Tuesday, October 4, 2011

powerful words

Writers write. Whatever.

I love my wife dearly. She is the complete package. She has curves that a Porsche couldn't hang onto, a mind so complex it can take on and finish a Sudoku puzzle and the Word Jumble at the same time, and a room-filling laugh that is the most genuine besides my own I have ever heard. She also has a wonderful mastry of words. This is the best quality I could imagine in anyone and a component crucial to a good relationship.

In my first marriage I felt stunted. I was married to a woman who, honestly, did not have a large vocabulary. It hindered her confidence and turned her inward in social situations. Worst of all it was a barrier to our communication which directly affected our relationship. I could not use my everyday vocabulary to talk to her as it made her feel as if I was showing off. She passed if off on me having a College degree and her having only attended High School for her verbal insecurity. I felt it was a more pervasive situation of a lack of importance on verbal expression in the culture in which she was raised.

Although divorced for six years now, I still see her lack of confidence when locked into a conversation that she feels unprepared for. She has good ideas inside of her and yet they get strangled on the way out due to a lack of training in how to articulate them. During the waning days of our marriage, when divorce was imminent, it became much harder for me to talk to her because she became suspicious that I was going to use my words to hurt or manipulate her. Admittedly there was some of that in the marriage. I was able to use my words to greater effect than she was. No fight was a fair fight for us.

Today it is my wife (the second one; should I call her the new one? is there a term for that?) who holds the upper hand verbally. She knows what to say and when to say it to make me laugh loudly, cry softly, yell in frustration, and even want sex more than dinner. I can hold my own when we do the back-and-forth (not talking sex here) chit chat but as far as making my point, any victory on my part is a sympathy loss on hers. It's okay, though. I can still write circles around her.

Since writers write, I suppose the talkers talk. Either way, being able to share your ideas is important for so many reasons. And as a writer I would like to share something my talkative wife once said that still makes me laugh to this day.

It was in the Autumn of 2010 when she and I were participating in a 5K run/walk (we walked) cheerfully called the Pumpkin Chase. It takes place every year in Lake Bluff, Illinois, and starts at the school she worked at when we first met. The course is beautiful, tracing streets along Lake Michigan and passing by so many historic and charming houses. While we walked along briskly she would tell me about the ones she liked, which she was familiar with having taken many walks by them during her lunch breaks.

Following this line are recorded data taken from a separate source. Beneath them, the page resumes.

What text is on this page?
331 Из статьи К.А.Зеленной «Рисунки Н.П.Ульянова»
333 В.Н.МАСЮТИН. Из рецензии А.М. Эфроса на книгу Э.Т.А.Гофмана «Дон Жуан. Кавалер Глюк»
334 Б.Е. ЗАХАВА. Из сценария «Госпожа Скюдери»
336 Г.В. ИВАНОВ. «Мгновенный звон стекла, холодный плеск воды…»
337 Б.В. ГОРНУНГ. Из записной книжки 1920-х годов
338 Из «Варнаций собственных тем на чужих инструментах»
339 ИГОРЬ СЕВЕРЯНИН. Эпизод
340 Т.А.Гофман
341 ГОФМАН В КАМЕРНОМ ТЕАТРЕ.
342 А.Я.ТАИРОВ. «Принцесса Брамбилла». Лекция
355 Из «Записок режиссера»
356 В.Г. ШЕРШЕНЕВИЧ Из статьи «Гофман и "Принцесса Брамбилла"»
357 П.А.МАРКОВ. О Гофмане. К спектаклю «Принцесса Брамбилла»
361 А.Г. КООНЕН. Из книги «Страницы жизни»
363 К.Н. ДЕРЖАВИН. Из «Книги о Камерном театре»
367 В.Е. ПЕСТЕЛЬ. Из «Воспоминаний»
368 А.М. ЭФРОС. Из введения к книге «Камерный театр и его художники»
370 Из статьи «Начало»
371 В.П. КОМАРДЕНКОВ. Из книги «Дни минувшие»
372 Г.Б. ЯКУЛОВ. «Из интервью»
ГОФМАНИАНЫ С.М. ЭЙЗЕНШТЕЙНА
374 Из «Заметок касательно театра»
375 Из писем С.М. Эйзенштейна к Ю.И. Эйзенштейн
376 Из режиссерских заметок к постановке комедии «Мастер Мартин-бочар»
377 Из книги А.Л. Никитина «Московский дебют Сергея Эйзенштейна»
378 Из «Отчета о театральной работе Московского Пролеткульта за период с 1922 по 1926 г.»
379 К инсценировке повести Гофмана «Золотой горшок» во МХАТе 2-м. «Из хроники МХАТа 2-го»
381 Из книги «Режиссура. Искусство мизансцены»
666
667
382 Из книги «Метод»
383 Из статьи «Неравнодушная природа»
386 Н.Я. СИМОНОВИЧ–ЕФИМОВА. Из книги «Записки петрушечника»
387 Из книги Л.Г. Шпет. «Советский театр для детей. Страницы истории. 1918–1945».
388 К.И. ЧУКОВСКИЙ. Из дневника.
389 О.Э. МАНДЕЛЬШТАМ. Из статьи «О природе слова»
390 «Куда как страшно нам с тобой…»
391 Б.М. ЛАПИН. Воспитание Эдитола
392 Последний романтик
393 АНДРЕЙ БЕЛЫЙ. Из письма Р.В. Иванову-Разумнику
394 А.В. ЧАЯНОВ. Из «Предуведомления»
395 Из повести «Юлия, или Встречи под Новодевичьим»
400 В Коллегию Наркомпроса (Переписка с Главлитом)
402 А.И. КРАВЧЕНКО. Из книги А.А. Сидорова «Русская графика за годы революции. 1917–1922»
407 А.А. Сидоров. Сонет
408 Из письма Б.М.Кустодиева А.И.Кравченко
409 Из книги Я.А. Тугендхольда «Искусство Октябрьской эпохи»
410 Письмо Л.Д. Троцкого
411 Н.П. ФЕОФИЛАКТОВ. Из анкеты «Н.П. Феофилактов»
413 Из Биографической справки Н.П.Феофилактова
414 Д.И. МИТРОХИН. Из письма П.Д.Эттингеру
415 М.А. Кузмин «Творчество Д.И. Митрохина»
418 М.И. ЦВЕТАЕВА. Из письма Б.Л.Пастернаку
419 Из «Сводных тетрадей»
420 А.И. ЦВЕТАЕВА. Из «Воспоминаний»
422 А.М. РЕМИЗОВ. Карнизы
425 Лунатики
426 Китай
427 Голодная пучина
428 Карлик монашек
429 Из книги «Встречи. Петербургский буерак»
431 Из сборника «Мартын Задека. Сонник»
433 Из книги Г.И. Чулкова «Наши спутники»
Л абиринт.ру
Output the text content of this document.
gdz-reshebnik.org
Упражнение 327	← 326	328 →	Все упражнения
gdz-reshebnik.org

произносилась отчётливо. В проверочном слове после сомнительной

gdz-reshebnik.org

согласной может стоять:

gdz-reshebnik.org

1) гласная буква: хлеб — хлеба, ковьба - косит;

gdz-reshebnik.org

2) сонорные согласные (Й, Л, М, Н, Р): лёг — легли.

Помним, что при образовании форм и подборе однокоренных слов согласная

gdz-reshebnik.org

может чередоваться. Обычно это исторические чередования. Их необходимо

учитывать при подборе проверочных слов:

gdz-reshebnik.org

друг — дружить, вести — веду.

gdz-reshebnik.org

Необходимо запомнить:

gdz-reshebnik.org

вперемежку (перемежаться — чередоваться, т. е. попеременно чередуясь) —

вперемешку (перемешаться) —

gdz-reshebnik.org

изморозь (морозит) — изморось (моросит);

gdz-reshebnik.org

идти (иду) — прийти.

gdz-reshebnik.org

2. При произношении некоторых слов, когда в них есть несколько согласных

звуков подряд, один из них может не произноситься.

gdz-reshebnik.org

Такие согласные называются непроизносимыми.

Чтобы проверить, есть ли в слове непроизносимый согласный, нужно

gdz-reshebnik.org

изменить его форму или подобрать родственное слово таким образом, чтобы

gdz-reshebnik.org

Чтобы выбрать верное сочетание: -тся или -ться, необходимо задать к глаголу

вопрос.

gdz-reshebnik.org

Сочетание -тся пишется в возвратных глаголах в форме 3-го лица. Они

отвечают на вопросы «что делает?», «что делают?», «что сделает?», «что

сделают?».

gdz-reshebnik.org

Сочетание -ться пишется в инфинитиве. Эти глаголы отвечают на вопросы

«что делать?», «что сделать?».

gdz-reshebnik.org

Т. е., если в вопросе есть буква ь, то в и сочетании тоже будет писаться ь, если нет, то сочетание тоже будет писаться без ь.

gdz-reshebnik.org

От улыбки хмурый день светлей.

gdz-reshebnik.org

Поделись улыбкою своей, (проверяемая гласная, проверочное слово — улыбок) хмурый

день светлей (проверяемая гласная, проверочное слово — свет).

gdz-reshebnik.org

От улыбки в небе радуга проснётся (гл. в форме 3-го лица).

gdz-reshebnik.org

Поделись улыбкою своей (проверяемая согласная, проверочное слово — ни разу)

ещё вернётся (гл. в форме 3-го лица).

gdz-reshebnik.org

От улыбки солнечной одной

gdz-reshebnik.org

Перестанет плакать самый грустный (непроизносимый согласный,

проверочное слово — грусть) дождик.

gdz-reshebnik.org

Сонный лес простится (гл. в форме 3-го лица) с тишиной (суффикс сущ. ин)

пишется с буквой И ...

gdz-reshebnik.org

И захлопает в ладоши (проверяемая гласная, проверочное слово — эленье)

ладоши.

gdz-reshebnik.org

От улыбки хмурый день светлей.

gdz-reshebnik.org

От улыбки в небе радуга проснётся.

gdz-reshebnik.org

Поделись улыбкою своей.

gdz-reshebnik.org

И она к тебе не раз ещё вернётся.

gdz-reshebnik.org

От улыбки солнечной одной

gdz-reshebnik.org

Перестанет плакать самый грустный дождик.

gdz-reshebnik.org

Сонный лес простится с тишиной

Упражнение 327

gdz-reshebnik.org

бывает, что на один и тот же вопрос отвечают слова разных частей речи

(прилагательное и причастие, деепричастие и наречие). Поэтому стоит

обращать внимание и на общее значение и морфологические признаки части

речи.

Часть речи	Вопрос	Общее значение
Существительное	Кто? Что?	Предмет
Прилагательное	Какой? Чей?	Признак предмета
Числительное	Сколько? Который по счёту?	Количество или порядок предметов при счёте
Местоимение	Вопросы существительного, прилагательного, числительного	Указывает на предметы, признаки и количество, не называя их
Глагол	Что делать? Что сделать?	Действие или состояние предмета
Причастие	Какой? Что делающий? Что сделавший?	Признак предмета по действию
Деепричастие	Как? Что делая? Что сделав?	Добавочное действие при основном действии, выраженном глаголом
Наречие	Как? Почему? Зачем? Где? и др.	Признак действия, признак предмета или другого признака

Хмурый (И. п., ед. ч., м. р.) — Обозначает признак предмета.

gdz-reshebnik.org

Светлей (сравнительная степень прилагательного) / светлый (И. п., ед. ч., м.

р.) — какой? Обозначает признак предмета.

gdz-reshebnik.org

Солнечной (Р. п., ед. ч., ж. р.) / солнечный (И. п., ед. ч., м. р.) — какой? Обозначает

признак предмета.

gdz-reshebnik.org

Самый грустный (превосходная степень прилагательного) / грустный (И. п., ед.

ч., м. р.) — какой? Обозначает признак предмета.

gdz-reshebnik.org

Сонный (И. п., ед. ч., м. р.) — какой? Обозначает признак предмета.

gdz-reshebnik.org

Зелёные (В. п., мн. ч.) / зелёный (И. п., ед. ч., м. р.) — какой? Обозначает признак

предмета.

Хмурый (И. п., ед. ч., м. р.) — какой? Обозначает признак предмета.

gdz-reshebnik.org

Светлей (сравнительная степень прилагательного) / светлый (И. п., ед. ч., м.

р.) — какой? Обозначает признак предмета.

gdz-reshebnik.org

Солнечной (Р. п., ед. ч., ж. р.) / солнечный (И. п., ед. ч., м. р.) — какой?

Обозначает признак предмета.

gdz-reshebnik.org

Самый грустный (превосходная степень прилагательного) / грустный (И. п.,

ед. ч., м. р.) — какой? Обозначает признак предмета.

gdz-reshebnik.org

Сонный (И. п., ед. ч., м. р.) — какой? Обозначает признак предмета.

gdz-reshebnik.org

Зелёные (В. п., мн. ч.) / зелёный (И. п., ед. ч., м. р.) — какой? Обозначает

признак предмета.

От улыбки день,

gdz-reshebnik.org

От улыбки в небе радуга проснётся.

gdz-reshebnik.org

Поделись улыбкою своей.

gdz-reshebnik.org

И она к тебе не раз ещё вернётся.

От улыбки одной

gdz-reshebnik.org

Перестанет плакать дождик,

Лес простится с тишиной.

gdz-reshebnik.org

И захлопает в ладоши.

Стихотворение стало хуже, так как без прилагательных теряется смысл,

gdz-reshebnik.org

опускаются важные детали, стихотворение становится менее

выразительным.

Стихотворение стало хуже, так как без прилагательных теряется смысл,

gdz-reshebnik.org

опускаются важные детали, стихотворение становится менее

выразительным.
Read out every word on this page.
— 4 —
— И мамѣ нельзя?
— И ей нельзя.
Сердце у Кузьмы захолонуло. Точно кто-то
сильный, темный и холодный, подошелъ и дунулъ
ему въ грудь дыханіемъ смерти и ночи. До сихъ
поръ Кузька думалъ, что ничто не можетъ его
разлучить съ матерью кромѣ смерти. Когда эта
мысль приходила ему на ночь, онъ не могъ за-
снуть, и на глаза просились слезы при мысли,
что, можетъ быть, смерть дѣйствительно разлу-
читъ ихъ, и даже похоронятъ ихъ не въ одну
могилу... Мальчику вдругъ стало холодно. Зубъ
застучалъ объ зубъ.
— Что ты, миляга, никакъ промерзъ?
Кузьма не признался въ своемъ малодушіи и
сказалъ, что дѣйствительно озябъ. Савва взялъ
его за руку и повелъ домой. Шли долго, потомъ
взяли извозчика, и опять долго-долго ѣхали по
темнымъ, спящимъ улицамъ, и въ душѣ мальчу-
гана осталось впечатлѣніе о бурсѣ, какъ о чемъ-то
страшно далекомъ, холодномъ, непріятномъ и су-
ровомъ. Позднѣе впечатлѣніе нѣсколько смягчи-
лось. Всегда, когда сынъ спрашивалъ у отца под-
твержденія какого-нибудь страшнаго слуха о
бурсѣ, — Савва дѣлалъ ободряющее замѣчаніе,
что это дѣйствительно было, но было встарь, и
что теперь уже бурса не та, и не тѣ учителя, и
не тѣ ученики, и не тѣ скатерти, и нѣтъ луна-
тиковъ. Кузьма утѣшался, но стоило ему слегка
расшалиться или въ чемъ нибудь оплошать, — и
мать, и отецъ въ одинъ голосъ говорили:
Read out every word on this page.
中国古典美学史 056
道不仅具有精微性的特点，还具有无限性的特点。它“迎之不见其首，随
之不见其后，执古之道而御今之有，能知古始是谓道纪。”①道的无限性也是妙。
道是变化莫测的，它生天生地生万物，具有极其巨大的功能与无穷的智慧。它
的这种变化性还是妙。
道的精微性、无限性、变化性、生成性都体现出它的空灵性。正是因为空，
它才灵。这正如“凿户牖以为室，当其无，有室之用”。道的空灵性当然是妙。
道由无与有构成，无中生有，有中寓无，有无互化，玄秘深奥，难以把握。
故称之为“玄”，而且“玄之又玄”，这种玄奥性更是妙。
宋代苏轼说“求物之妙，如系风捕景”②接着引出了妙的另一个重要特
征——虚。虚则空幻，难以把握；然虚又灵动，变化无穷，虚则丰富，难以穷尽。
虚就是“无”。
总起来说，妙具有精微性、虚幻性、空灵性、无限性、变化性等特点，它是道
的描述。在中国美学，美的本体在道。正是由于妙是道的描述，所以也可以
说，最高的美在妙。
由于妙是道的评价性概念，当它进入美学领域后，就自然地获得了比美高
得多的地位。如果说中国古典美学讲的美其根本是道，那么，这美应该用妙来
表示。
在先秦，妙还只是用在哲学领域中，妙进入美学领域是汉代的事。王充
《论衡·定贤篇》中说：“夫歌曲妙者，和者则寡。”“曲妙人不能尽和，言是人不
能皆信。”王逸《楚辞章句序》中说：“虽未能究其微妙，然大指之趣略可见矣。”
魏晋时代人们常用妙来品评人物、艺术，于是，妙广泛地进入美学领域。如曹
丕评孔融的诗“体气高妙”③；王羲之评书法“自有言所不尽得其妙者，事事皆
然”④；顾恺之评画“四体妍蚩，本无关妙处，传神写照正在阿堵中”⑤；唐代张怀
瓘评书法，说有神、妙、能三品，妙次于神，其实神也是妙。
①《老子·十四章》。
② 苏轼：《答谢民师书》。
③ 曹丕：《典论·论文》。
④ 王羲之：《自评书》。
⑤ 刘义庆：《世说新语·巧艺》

There was one house in particular which she said she was fond of and wanted to show me. As we got closer she pointed it out. It was a sort of large cottage with steep sloped roofs and modest windows. In a word, it looked cozy. I was informed by my wife that an older woman lived there alone and the most endearing part of the property was her well maintained English garden that took up almost all of the yard space between the street and the house.

When we were finally close enough to get a good look, instead of a garden, I saw tall strangles of vines and overgrown wilted plants that seemed to choke and obscure the walkway to the front door. It was not what I pictured as an English garden yet my wife kept looking at it as we walked by. Could she really think this was attractive? As I pondered if this was the kind of garden, nay eyesore, my wife would want in front of our house, she turned to me and said, "Obviously she's had to let some people go."

It was like hearing Groucho Marx say, "Pardon me while I slip out of these wet clothes and into a dry martini." I laughed then and I am laughing now as I write these words. Thanks honey! You sure have pretty eyes and a sexy vocabulary.